No es ninguna sorpresa si destacamos a Buffon como una leyenda. Un mito con guantes, seguramente el mejor portero de la historia. Y esto no solo se debe a lo conseguido solo bajo palos. Un profesional atípico de este deporte que destaca por su gran cultura, humanidad y sencillez.Un ejemplo de ello fue cuando Sergio Asenjo se lesionó de gravedad y Buffon, al enterarse, le mandó una camiseta. Otro sería en aquella fatídica eliminación de la selección italiana ante Alemania, cuando Gigi se dirigió a una pequeña multitud de aficionados italianos y les dio un sentido abrazo para agradecerles su apoyo en aquellos momentos. Sin lugar a dudas, detalles que habla excepcionalmente de su carácter y personalidad arrolladora.

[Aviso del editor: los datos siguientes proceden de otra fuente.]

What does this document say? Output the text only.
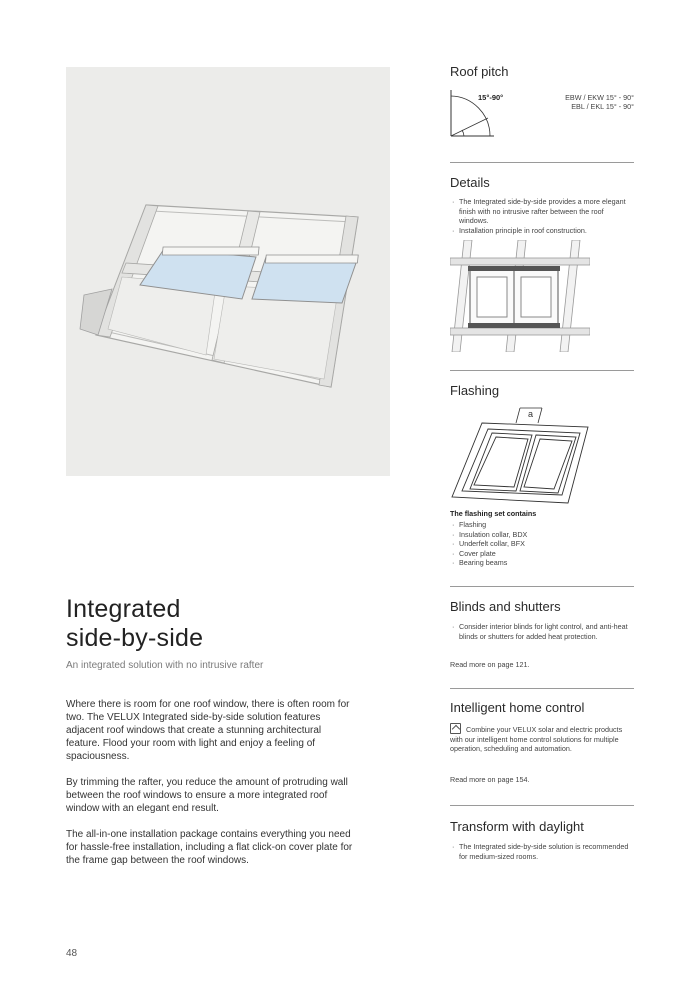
Integrated
side-by-side
An integrated solution with no intrusive rafter

Where there is room for one roof window, there is often room for two. The VELUX Integrated side-by-side solution features adjacent roof windows that create a stunning architectural feature. Flood your room with light and enjoy a feeling of spaciousness.

By trimming the rafter, you reduce the amount of protruding wall between the roof windows to ensure a more integrated roof window with an elegant end result.

The all-in-one installation package contains everything you need for hassle-free installation, including a flat click-on cover plate for the frame gap between the roof windows.

48
Roof pitch
15°-90°	EBW / EKW 15° - 90°
EBL / EKL 15° - 90°
Details
· The Integrated side-by-side provides a more elegant finish with no intrusive rafter between the roof windows.
· Installation principle in roof construction.
Flashing
a
The flashing set contains
· Flashing
· Insulation collar, BDX
· Underfelt collar, BFX
· Cover plate
· Bearing beams
Blinds and shutters
· Consider interior blinds for light control, and anti-heat blinds or shutters for added heat protection.
Read more on page 121.
Intelligent home control
Combine your VELUX solar and electric products with our intelligent home control solutions for multiple operation, scheduling and automation.
Read more on page 154.
Transform with daylight
· The Integrated side-by-side solution is recommended for medium-sized rooms.
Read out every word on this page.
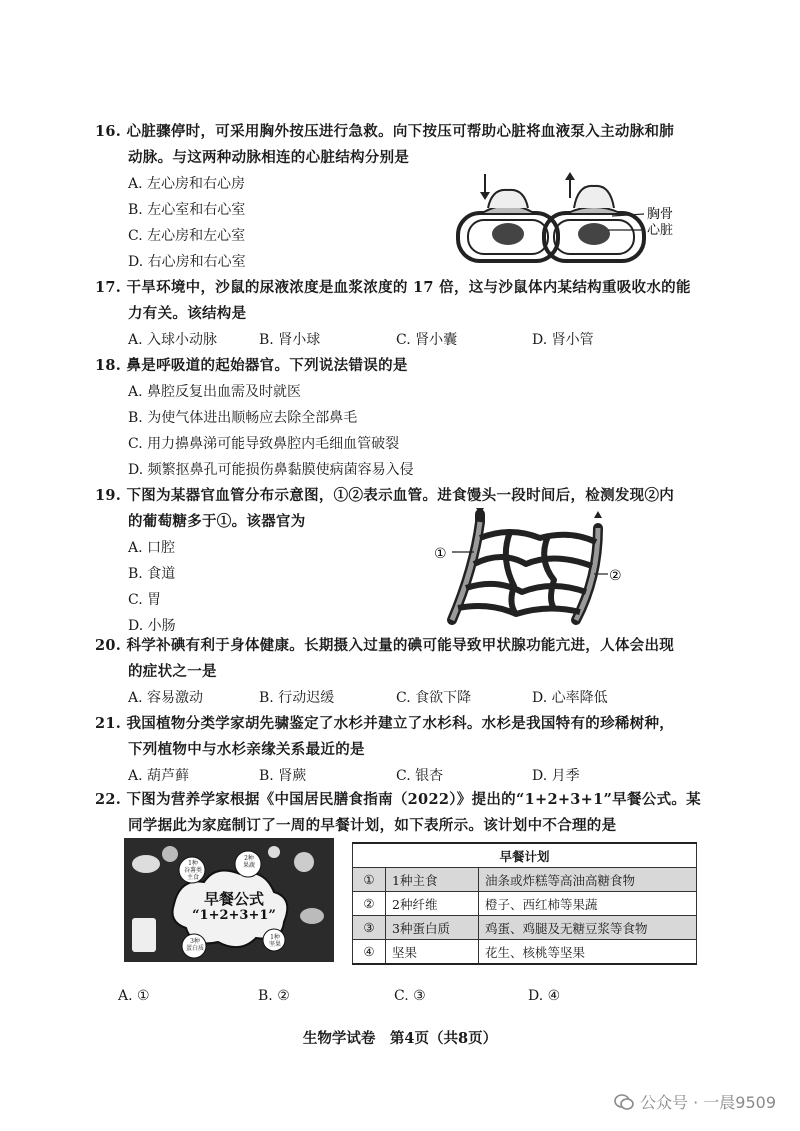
16. 心脏骤停时，可采用胸外按压进行急救。向下按压可帮助心脏将血液泵入主动脉和肺
动脉。与这两种动脉相连的心脏结构分别是
A. 左心房和右心房
B. 左心室和右心室
C. 左心房和左心室
D. 右心房和右心室
胸骨
心脏
17. 干旱环境中，沙鼠的尿液浓度是血浆浓度的 17 倍，这与沙鼠体内某结构重吸收水的能
力有关。该结构是
A. 入球小动脉	B. 肾小球	C. 肾小囊	D. 肾小管
18. 鼻是呼吸道的起始器官。下列说法错误的是
A. 鼻腔反复出血需及时就医
B. 为使气体进出顺畅应去除全部鼻毛
C. 用力擤鼻涕可能导致鼻腔内毛细血管破裂
D. 频繁抠鼻孔可能损伤鼻黏膜使病菌容易入侵
19. 下图为某器官血管分布示意图，①②表示血管。进食馒头一段时间后，检测发现②内
的葡萄糖多于①。该器官为
A. 口腔
B. 食道
C. 胃
D. 小肠
①
②
20. 科学补碘有利于身体健康。长期摄入过量的碘可能导致甲状腺功能亢进，人体会出现
的症状之一是
A. 容易激动	B. 行动迟缓	C. 食欲下降	D. 心率降低
21. 我国植物分类学家胡先骕鉴定了水杉并建立了水杉科。水杉是我国特有的珍稀树种，
下列植物中与水杉亲缘关系最近的是
A. 葫芦藓	B. 肾蕨	C. 银杏	D. 月季
22. 下图为营养学家根据《中国居民膳食指南（2022）》提出的“1+2+3+1”早餐公式。某
同学据此为家庭制订了一周的早餐计划，如下表所示。该计划中不合理的是
1种
谷薯类
主食
2种
果蔬
3种
蛋白质
1种
坚果
早餐公式
“1+2+3+1”
早餐计划		
①	1种主食	油条或炸糕等高油高糖食物
②	2种纤维	橙子、西红柿等果蔬
③	3种蛋白质	鸡蛋、鸡腿及无糖豆浆等食物
④	坚果	花生、核桃等坚果
A. ①	B. ②	C. ③	D. ④
生物学试卷　第4页（共8页）
公众号 · 一晨9509
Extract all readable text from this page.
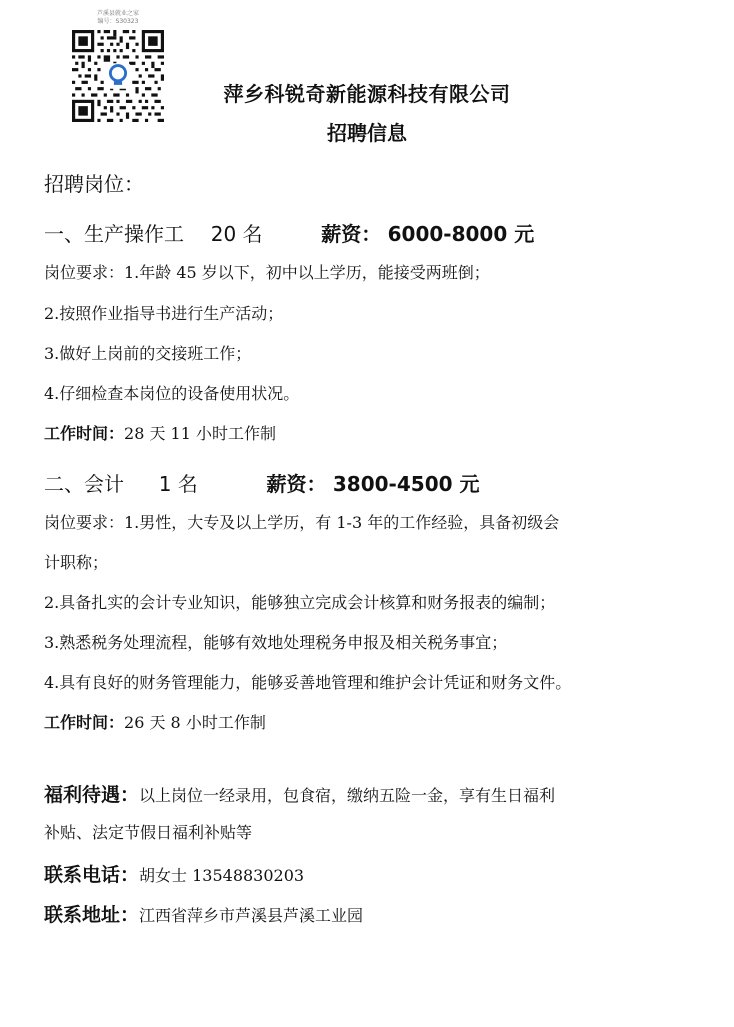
芦溪县就业之家
编号：S30323
萍乡科锐奇新能源科技有限公司
招聘信息
招聘岗位：
一、生产操作工 20 名	薪资： 6000-8000 元
岗位要求：1.年龄 45 岁以下，初中以上学历，能接受两班倒；
2.按照作业指导书进行生产活动；
3.做好上岗前的交接班工作；
4.仔细检查本岗位的设备使用状况。
工作时间：28 天 11 小时工作制
二、会计 1 名	薪资： 3800-4500 元
岗位要求：1.男性，大专及以上学历，有 1-3 年的工作经验，具备初级会
计职称；
2.具备扎实的会计专业知识，能够独立完成会计核算和财务报表的编制；
3.熟悉税务处理流程，能够有效地处理税务申报及相关税务事宜；
4.具有良好的财务管理能力，能够妥善地管理和维护会计凭证和财务文件。
工作时间：26 天 8 小时工作制
福利待遇：以上岗位一经录用，包食宿，缴纳五险一金，享有生日福利
补贴、法定节假日福利补贴等
联系电话：胡女士 13548830203
联系地址：江西省萍乡市芦溪县芦溪工业园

Sin embargo, lo que sorprende ante una figura tan perfecta son las sombras de su carrera. Conociendo actualmente a la leyenda de la Juventus (no abandonó a su club ni cuando fue descendido a la Serie B) parece impensable que el meta protagonizara comportamientos que evidenciaban sus simpatías por el fascismo. Concretamente, se produjo cuando militaba en el Parma y en el año 99 para animar a sus compañeros se escribió en la camiseta "Boia chi molla" ("Verdugo el que afloje"). Buffon tuvo que salir a dar explicaciones, tras el gran revuelo mediático que se produjo. Para justificar el uso de "Boia chi molla" dijo que en su pueblo se usaba esa expresión de forma coloquial entre las personas y sin ningún tipo de uso político. Este lema fue el grito de batalla favorito del dictador Benito Mussolini y sus camisas negras. Por desgracia, no fue el único ejemplo que muestra el apoyo de guardameta a esta ideología. Durante un tiempo lució el dorsal '88', número que popularizaron los neonazis alemanes para decir 'Heil Hitler!'. La letra h es la octava letra del alfabeto.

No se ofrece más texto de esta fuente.